DNAは化石の中にも含まれていますが、RNAは実験室の環境下でも完全な状態を保つことができません。RNAとDNAの安定性と寿命の違いは、両者の構造上の違いによるものです。DNAは二本鎖であるため、本質的により安定です。一方、RNAの一本鎖構造は安定性に劣りますが、柔軟性に富み、弱い内部結合を形成できます。さらに、細胞内のほとんどのRNAは比較的短いですが、DNAは2億5000万ヌクレオチドにもなります。RNAは、リボース糖の2番目の炭素に水酸基があるため、糖-リン酸骨格が壊れる可能性が高くなります。
細胞は、RNAの不安定さを利用して、その寿命と利用可能性の両方を調整できます。安定性の高いmRNAは、安定性の低いmRNAの転写産物よりも長い期間、翻訳に利用できます。RNAの安定性の制御には、細胞内のRNA結合タンパク質(RBP)が重要な役割を果たしています。RBPは、mRNAの3’非翻訳領域(UTR)にある特定の配列(AUUUA)に結合できます。興味深いことに、AUUUAのリピートの数により、特定の方法でRBPを呼び出すようです。リピートの数が少ないと、安定化するRBPが結合し、リピートの数が多いと、不安定化するRBPが結合するのです。すべての細胞には、RNAを分解するRNaseと呼ばれる酵素があります。通常、5’capとpolyA tailテールは、細胞が転写産物を必要としなくなるまで、真核生物のmRNAを分解から保護します。
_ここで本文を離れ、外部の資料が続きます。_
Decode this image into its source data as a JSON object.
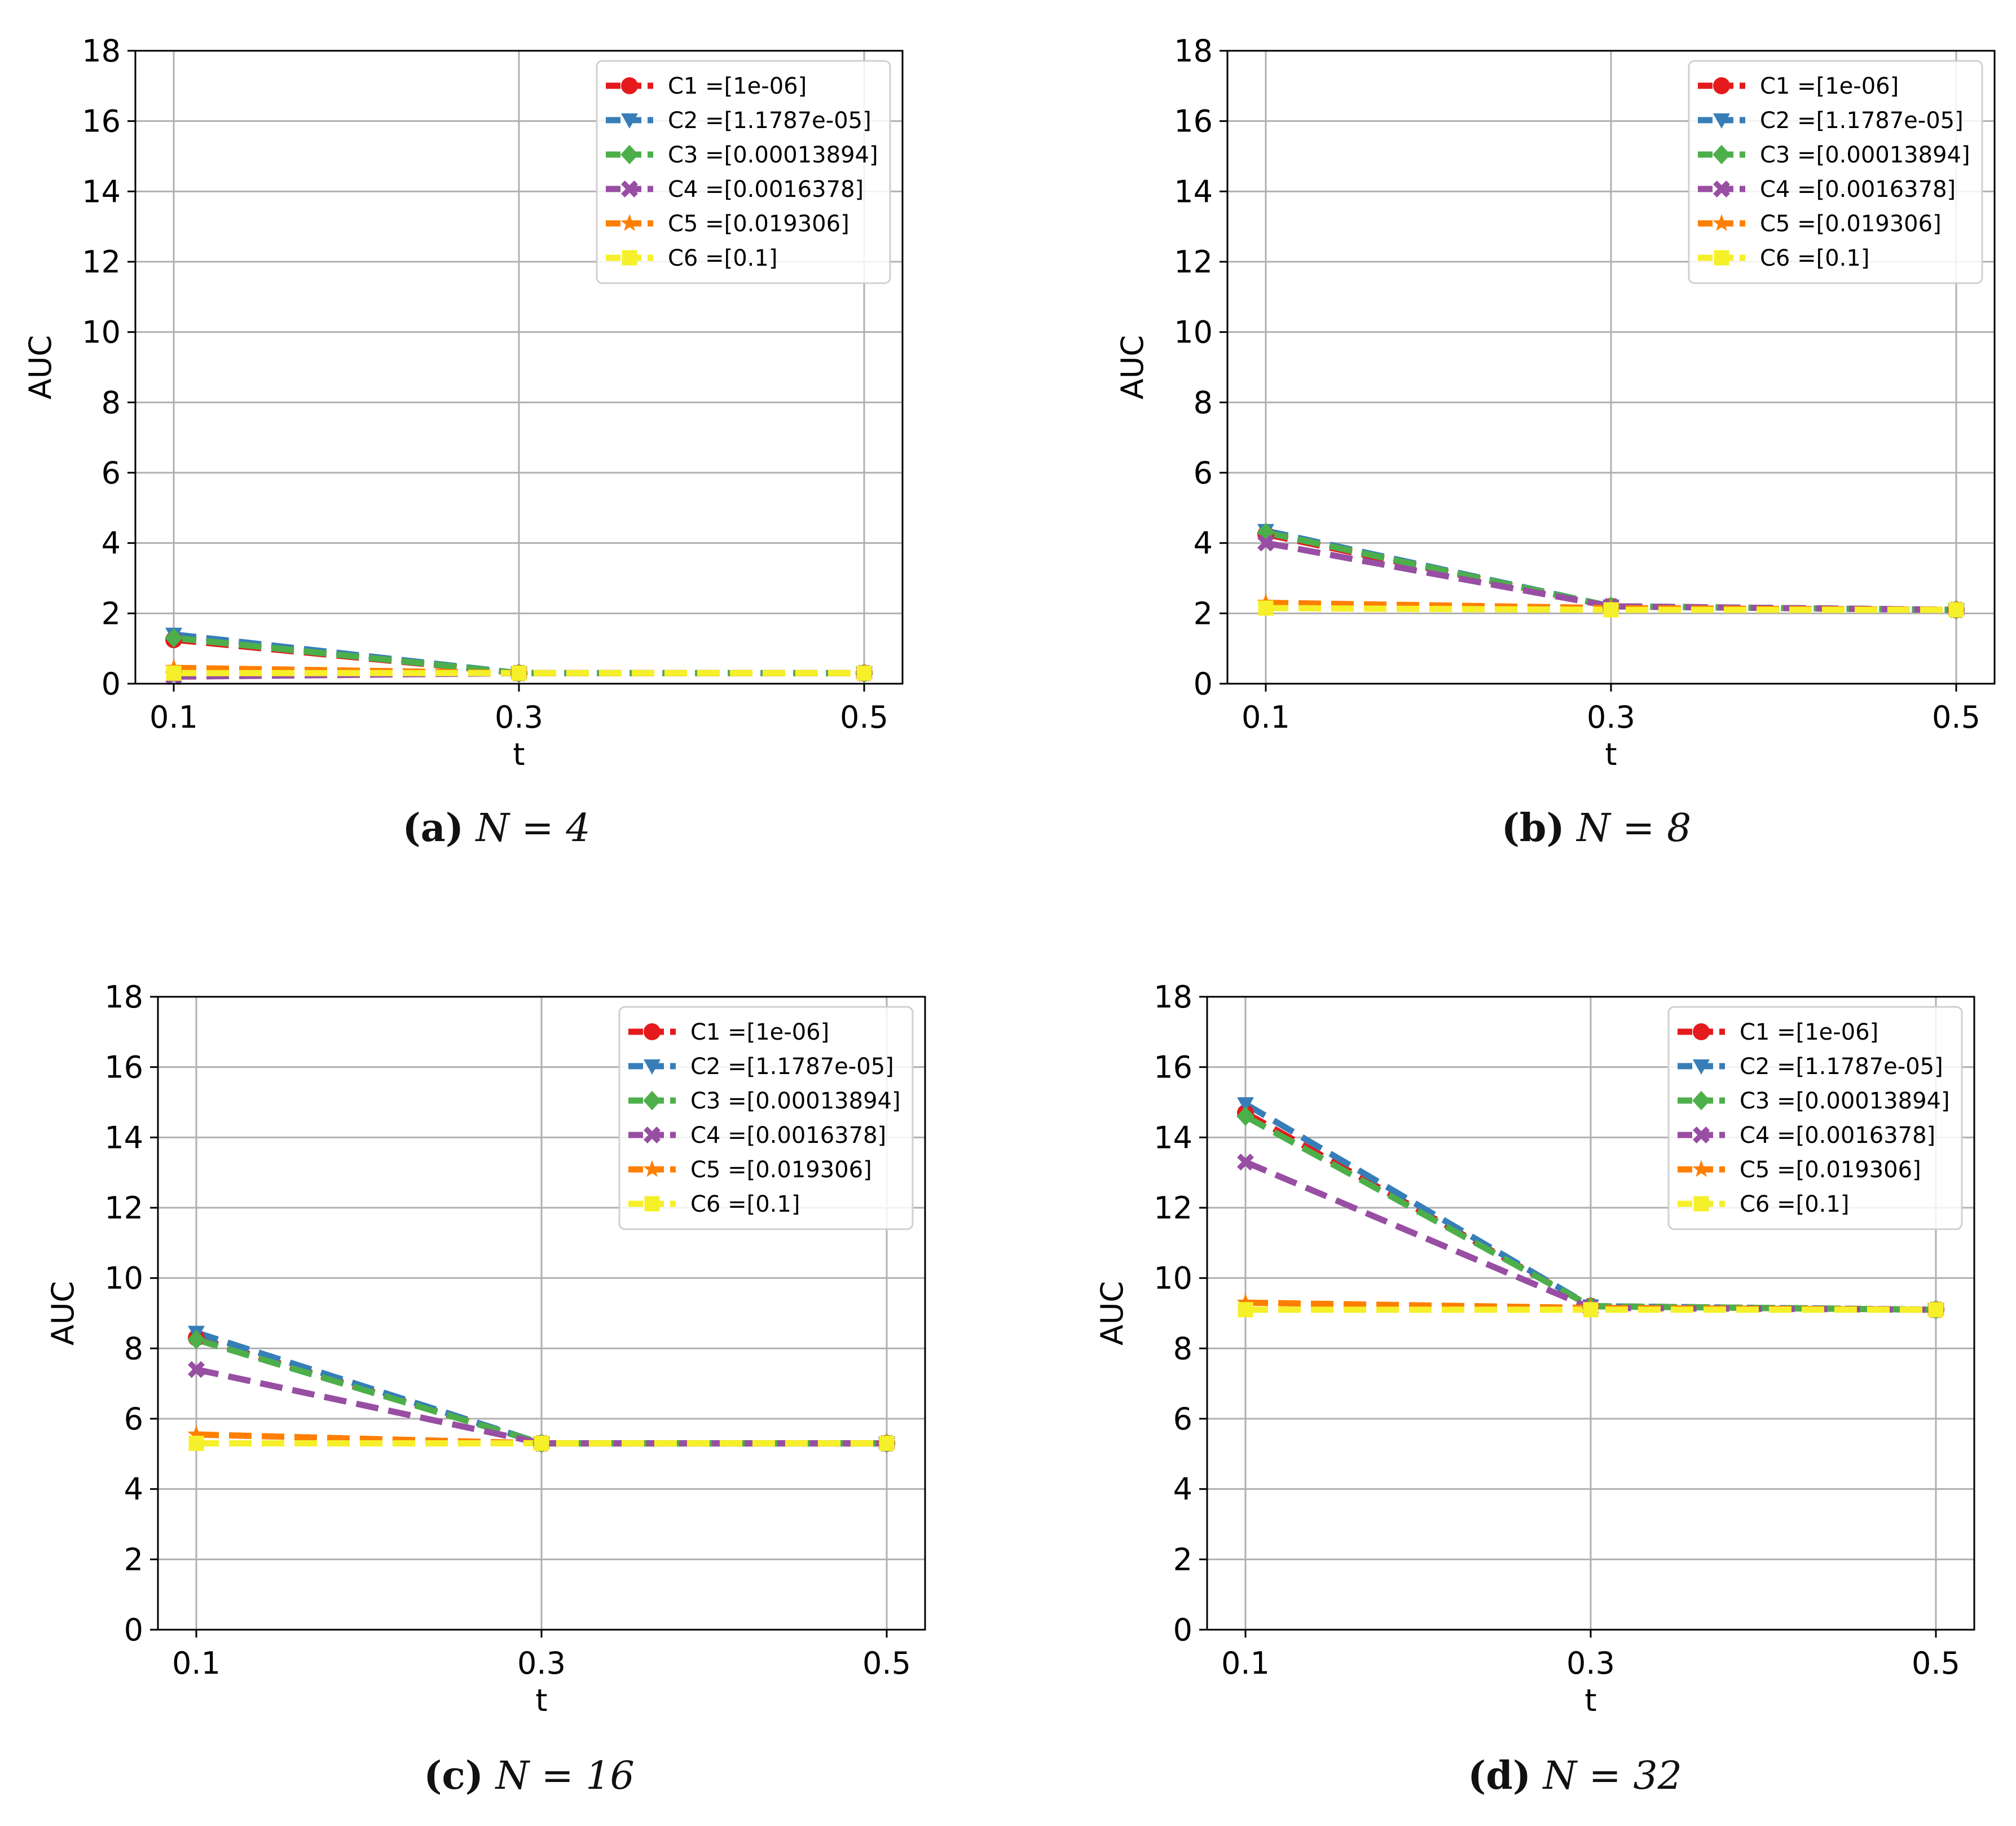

エピトランスクリプトミクスの新しい研究は、制御するmRNAの修飾を定義することを目的としています。最近、科学者たちは、mRNAの安定性におけるメチル化の重要な役割を発見しました。アデノシン残基のメチル化(m6A)は、mRNAの翻訳と分解を増加させるようです。m6Aは、ストレス応答、核輸出、mRNAの成熟にも関与しています。また、修飾されたウラシル残基である擬ウリジンの存在も、RNAの制御に重要な役割を果たしているようです。